Three-time defending men's champion Roger Federer routed Tim Henman 6-4, 6-0, 6-2, winning 11 straight games at one stretch to move into the third round and extend his record grass-court winning streak to 43 matches.
Roddick and Tipsarevic played one of the most compelling matches of the tournament, with both players diving full length onto the grass to reach shots. The turning point came when Roddick came from 5-4 down to win the third-set tiebreaker.
"That was huge," Roddick said. "I wanted that one real bad."
Roddick then broke at love for a 3-1 lead in the fourth set, thumping his fist on his heart, and cruised the rest of the way. He saved all nine break points against him in the match, converting three of the four he earned.
"My whole thing is survive and advance," Roddick said. "I didn't throw my best stuff out there, but I played OK when it mattered."

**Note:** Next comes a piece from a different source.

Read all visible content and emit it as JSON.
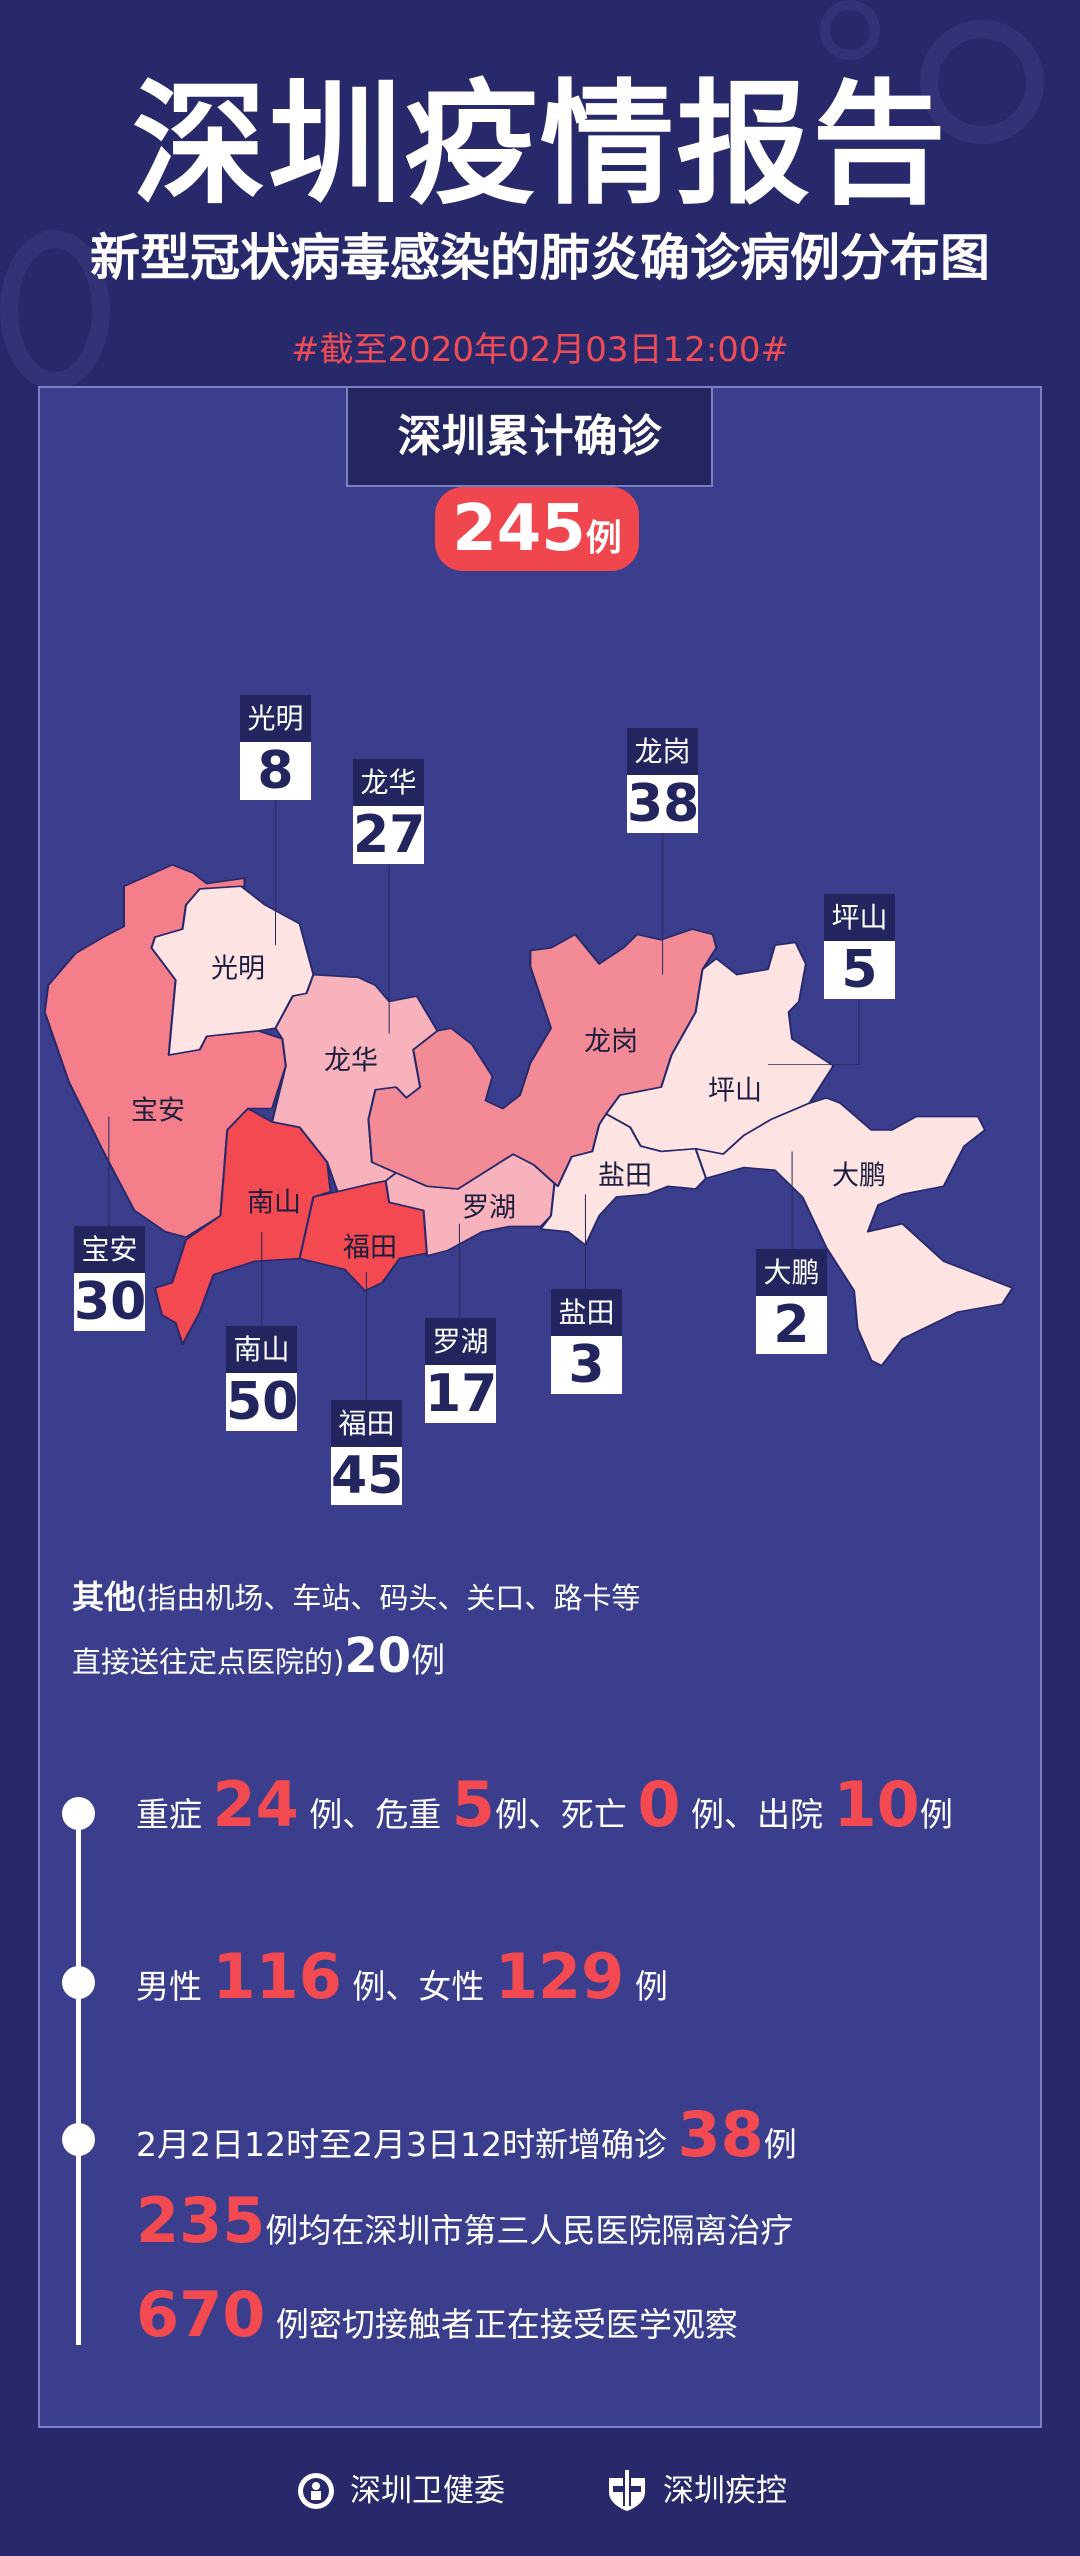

He will face German Florian Mayer in the second
Federer, who took only 85 minutes to dismantle Henman on Centre Court, looks untouchable as he bids to become the third man in the Open era to win four straight Wimbledon titles.
Henman, a four-time Wimbledon semifinalist who was unseeded this year because of a drop in his ranking, was no match for the top-ranked Swiss star in a big letdown for the British fans still hoping for a first homegrown men's champion since Fred Perry in 1936.

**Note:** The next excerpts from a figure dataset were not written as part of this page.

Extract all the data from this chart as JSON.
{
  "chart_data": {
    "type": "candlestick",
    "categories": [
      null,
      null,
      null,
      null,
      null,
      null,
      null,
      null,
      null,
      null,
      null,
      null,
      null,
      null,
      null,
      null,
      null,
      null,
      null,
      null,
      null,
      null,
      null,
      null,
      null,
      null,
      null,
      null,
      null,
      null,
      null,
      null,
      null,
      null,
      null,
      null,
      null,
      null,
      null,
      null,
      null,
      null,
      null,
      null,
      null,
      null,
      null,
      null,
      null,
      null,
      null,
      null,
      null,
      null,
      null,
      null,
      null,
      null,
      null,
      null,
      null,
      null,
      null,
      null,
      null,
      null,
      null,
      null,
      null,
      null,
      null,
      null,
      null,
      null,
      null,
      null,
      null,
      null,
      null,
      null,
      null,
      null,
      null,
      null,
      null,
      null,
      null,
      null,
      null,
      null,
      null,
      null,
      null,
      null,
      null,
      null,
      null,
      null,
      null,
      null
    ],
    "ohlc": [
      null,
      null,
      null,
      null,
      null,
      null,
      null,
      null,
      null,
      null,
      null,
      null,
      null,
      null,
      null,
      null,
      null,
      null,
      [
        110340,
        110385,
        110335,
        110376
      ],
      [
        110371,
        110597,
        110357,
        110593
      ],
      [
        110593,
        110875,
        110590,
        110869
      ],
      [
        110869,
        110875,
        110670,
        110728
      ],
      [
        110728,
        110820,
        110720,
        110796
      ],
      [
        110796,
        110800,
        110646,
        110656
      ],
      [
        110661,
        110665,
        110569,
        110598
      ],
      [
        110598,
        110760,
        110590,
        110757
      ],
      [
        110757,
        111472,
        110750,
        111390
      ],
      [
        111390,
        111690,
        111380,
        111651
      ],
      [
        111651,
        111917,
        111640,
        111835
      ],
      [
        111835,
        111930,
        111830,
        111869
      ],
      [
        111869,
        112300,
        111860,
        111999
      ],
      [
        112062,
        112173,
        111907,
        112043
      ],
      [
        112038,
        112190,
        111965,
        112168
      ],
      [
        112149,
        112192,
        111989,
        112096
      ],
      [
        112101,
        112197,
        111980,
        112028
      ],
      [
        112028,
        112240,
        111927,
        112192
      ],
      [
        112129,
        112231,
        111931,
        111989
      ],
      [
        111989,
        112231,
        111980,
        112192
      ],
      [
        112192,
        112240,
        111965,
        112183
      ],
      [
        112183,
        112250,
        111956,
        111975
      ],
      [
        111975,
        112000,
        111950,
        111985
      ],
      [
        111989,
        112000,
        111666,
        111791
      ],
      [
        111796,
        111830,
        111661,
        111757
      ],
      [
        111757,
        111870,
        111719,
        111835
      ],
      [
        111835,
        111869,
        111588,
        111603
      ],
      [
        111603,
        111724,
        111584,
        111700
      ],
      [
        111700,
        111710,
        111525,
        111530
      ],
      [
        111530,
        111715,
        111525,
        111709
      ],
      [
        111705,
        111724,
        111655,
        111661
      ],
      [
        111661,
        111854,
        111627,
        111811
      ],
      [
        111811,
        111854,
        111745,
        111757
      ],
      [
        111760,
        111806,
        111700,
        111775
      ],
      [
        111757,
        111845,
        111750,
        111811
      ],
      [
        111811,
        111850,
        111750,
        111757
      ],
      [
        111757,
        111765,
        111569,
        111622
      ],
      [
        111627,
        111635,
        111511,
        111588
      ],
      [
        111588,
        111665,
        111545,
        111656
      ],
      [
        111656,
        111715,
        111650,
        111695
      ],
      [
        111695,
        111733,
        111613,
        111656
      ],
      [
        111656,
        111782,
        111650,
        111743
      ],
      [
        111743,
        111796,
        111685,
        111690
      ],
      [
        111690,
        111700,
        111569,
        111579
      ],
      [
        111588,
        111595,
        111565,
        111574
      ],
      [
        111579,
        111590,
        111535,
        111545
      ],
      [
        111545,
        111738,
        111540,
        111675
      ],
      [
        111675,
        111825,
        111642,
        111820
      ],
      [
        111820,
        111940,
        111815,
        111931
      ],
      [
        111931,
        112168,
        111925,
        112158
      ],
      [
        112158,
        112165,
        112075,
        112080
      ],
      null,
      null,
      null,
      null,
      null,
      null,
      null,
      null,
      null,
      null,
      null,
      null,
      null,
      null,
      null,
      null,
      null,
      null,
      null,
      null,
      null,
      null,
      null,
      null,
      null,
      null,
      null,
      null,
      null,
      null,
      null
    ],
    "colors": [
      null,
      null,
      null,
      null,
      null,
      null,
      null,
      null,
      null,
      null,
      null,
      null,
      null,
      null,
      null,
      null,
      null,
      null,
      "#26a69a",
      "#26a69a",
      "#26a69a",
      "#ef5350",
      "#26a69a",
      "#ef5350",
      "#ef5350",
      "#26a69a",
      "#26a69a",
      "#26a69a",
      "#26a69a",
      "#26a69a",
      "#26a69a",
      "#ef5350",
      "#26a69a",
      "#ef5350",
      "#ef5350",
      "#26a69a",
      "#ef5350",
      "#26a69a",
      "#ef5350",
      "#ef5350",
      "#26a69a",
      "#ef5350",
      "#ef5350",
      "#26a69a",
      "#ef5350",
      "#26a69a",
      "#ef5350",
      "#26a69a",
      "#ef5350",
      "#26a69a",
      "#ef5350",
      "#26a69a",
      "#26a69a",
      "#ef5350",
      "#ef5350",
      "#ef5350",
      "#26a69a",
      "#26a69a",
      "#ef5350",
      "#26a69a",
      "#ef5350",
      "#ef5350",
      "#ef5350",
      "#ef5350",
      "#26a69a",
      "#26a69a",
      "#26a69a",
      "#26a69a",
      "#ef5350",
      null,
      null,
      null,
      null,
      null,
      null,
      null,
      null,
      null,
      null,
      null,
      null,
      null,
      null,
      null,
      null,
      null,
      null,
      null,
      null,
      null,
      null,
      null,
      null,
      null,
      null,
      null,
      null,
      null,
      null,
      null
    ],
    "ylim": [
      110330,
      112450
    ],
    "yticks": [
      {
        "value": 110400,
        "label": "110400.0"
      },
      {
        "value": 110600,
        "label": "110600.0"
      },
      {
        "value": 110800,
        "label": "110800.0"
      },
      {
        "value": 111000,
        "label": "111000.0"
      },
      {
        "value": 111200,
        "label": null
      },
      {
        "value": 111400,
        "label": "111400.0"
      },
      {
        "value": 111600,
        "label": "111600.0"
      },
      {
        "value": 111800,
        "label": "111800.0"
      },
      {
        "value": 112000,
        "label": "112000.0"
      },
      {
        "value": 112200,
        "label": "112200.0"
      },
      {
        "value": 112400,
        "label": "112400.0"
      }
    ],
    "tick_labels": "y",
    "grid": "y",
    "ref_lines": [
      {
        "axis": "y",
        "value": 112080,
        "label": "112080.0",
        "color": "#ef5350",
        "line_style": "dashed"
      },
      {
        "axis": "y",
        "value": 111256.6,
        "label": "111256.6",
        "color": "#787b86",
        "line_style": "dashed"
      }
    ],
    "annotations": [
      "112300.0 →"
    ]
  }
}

Federer took control from the start, breaking in the third game. Henman had two break points at 4-3 down in the first set, but Federer saved them with a backhand pass and a deep forehand. Henman
never had another break point.
"I've had a different kind of a draw, where people are
expecting me to struggle more," Federer said. "That I came
through that convincing obviously gives me a lot of confidence.

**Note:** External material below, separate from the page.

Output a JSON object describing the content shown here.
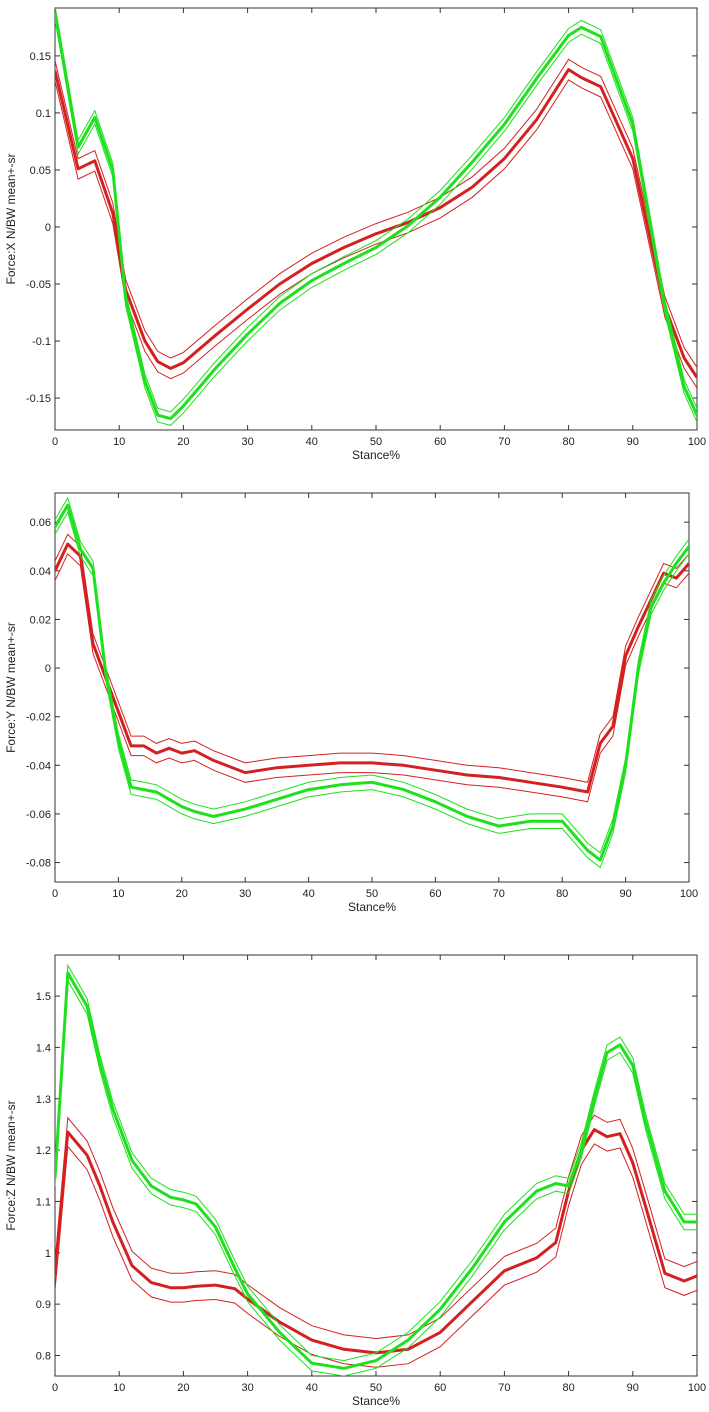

Sends out maybe a little bit of a message for the other players."
Federer won 11 straight games from the end of the first set through 4-0 in the third. He lost only five points in the second set, broke Henman six times and had 28 winners and only eight unforced errors.
"He's such a good frontrunner," Henman said. "He gets better
and better and makes life more and more difficult. I think he's the
best player I've ever played against, full stop."
Lleyton Hewitt, the 2002 champion, cruised past
Italy's Filippo Volandri, 6-1, 6-1, 6-3. The man Hewitt beat in the
2002 final, fourth-seeded David Nalbandian, defeated France's
Arnaud Clement 6-4 6-4 6-3.
No. 5 Ivan Ljubicic of Croatia won a five-set marathon against Spain's Feliciano Lopez, 6-3, 6-4, 5-7, 3-6 11-9.
No. 9 Nikolay Davydenko of Russia became the highest seeded player to go out when he fell 2-6, 7-6 (4), 7-6 (8), 6-3 to Colombia's Alejandro Falla. No. 17 Robby Ginepri was ousted by fellow American Mardy Fish, 6-3, 6-2, 6-4.